To try to improve these results, investigators in NWTS 5 used a regimen consisting of carboplatin-etoposide alternating with cyclophosphamide. However, this strategy, did not improve outcomes. Recent case reports have documented successful outcomes in patients with metastatic MRT treated with ifosfamide-carboplatin-etoposide (ICE) or ifosfamide-etoposide (IE) alternating with vincristine-doxorubicin-cyclophosphamide (VDC). On the basis of these reports, cyclophosphamide-carboplatin-etoposide (CCE) alternating with VDC is the main treatment in the current COG study.


Insights into the treatment of MRT may be derived from the experience with AT/RT of the CNS. Like its extra-CNS counterparts, AT/RT results in an unfavorable prognosis and is characterized by resistance to chemotherapy. A review of the AT/RT registry by Hilden and colleagues revealed that 14 (33%) of 42 patients with AT/RT survived disease-free over 9.5- to 96-month follow-up.

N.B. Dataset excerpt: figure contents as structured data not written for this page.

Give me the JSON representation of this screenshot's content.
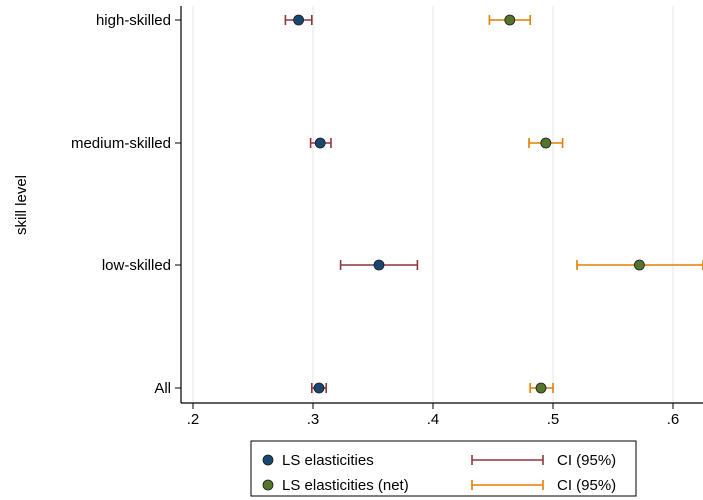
{
  "chart_data": {
    "type": "scatter",
    "ylabel": "skill level",
    "xlabel": "",
    "xlim": [
      0.19,
      0.625
    ],
    "x_ticks": [
      {
        "value": 0.2,
        "label": ".2"
      },
      {
        "value": 0.3,
        "label": ".3"
      },
      {
        "value": 0.4,
        "label": ".4"
      },
      {
        "value": 0.5,
        "label": ".5"
      },
      {
        "value": 0.6,
        "label": ".6"
      }
    ],
    "categories": [
      "high-skilled",
      "medium-skilled",
      "low-skilled",
      "All"
    ],
    "grid": true,
    "series": [
      {
        "name": "LS elasticities",
        "color": "#1a476f",
        "ci_name": "CI (95%)",
        "ci_color": "#90353b",
        "points": [
          {
            "category": "high-skilled",
            "value": 0.288,
            "ci": [
              0.277,
              0.299
            ]
          },
          {
            "category": "medium-skilled",
            "value": 0.306,
            "ci": [
              0.298,
              0.315
            ]
          },
          {
            "category": "low-skilled",
            "value": 0.355,
            "ci": [
              0.323,
              0.387
            ]
          },
          {
            "category": "All",
            "value": 0.305,
            "ci": [
              0.299,
              0.311
            ]
          }
        ]
      },
      {
        "name": "LS elasticities (net)",
        "color": "#55752f",
        "ci_name": "CI (95%)",
        "ci_color": "#e37e00",
        "points": [
          {
            "category": "high-skilled",
            "value": 0.464,
            "ci": [
              0.447,
              0.481
            ]
          },
          {
            "category": "medium-skilled",
            "value": 0.494,
            "ci": [
              0.48,
              0.508
            ]
          },
          {
            "category": "low-skilled",
            "value": 0.572,
            "ci": [
              0.52,
              0.625
            ]
          },
          {
            "category": "All",
            "value": 0.49,
            "ci": [
              0.481,
              0.5
            ]
          }
        ]
      }
    ],
    "legend_position": "bottom"
  }
}
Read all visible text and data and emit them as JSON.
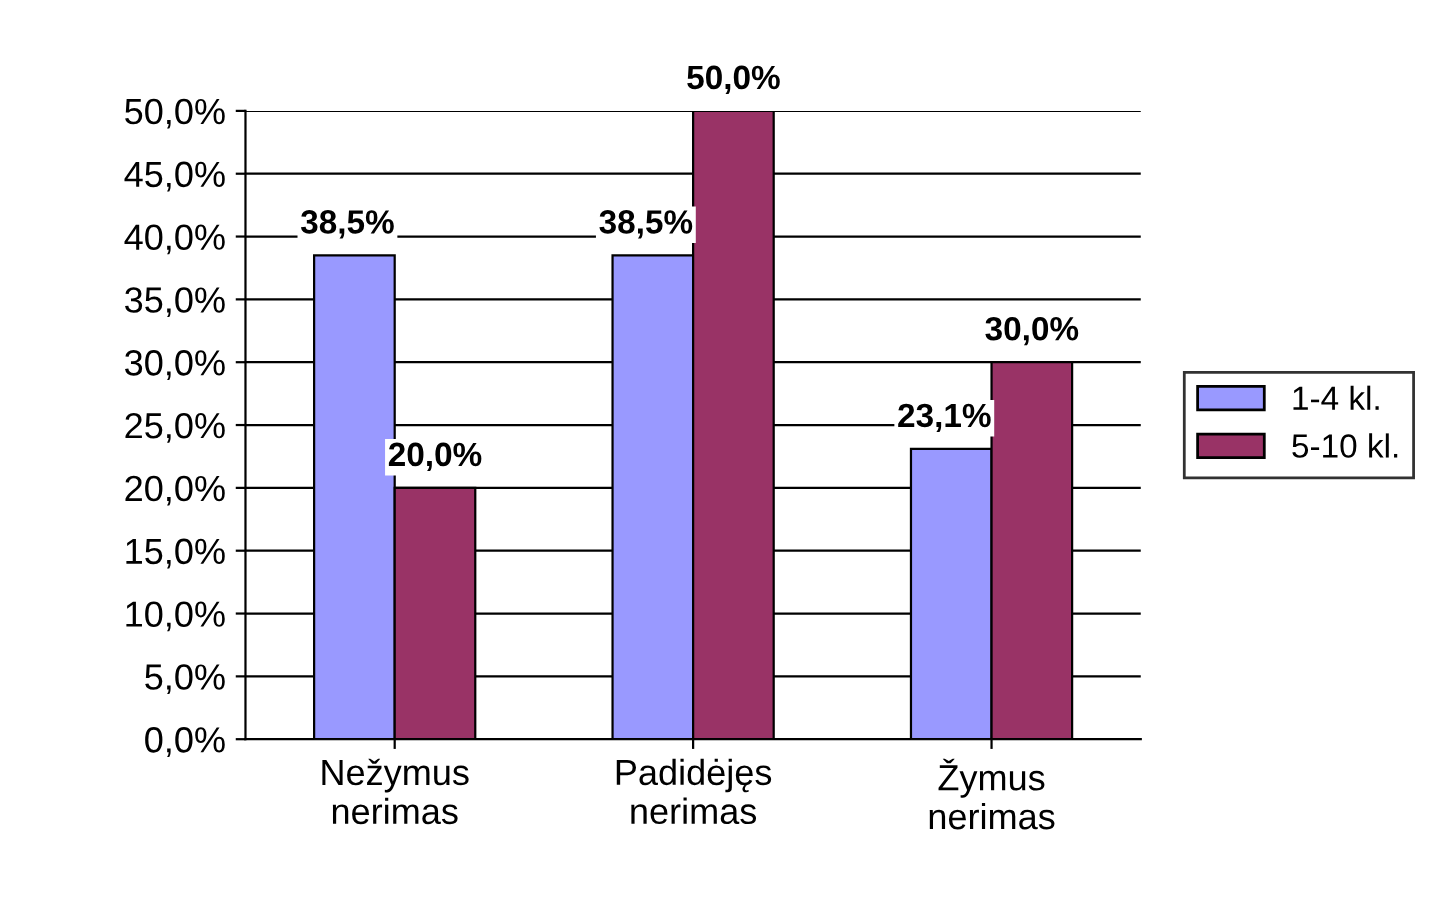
{
  "chart_data": {
    "type": "bar",
    "categories": [
      "Nežymus\nnerimas",
      "Padidėjęs\nnerimas",
      "Žymus\nnerimas"
    ],
    "series": [
      {
        "name": "1-4 kl.",
        "color": "#9999ff",
        "values": [
          38.5,
          38.5,
          23.1
        ],
        "value_labels": [
          "38,5%",
          "38,5%",
          "23,1%"
        ]
      },
      {
        "name": "5-10 kl.",
        "color": "#993366",
        "values": [
          20.0,
          50.0,
          30.0
        ],
        "value_labels": [
          "20,0%",
          "50,0%",
          "30,0%"
        ]
      }
    ],
    "ylim": [
      0,
      50
    ],
    "yticks": [
      {
        "value": 0,
        "label": "0,0%"
      },
      {
        "value": 5,
        "label": "5,0%"
      },
      {
        "value": 10,
        "label": "10,0%"
      },
      {
        "value": 15,
        "label": "15,0%"
      },
      {
        "value": 20,
        "label": "20,0%"
      },
      {
        "value": 25,
        "label": "25,0%"
      },
      {
        "value": 30,
        "label": "30,0%"
      },
      {
        "value": 35,
        "label": "35,0%"
      },
      {
        "value": 40,
        "label": "40,0%"
      },
      {
        "value": 45,
        "label": "45,0%"
      },
      {
        "value": 50,
        "label": "50,0%"
      }
    ],
    "grid": "y",
    "legend": "right"
  }
}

Survivors were treated with surgery, radiation therapy, and various chemotherapy regimens that typically included cisplatin, etoposide, vincristine, ifosfamide, doxorubicin, actinomycin, cyclophosphamide, and intrathecal agents. Some survivors received high-dose therapy with autologous stem-cell rescue. In general, the experience with AT/RT indicated that these tumors initially respond to chemotherapy but then quickly become refractory to treatment.


The lack of treatment uniformity among reported patients makes it difficult to determine if radiotherapy is effective for MRT. In NWTS 1-5, radiation therapy was given to the flank or abdomen at total doses of 1080-3500 cGy. However, the optimal dose remains to be determined. Radiation therapy is a cornerstone of treatment for CNS AT/RT, and some suggest that the high doses delivered to the posterior fossa improve patients' outcomes.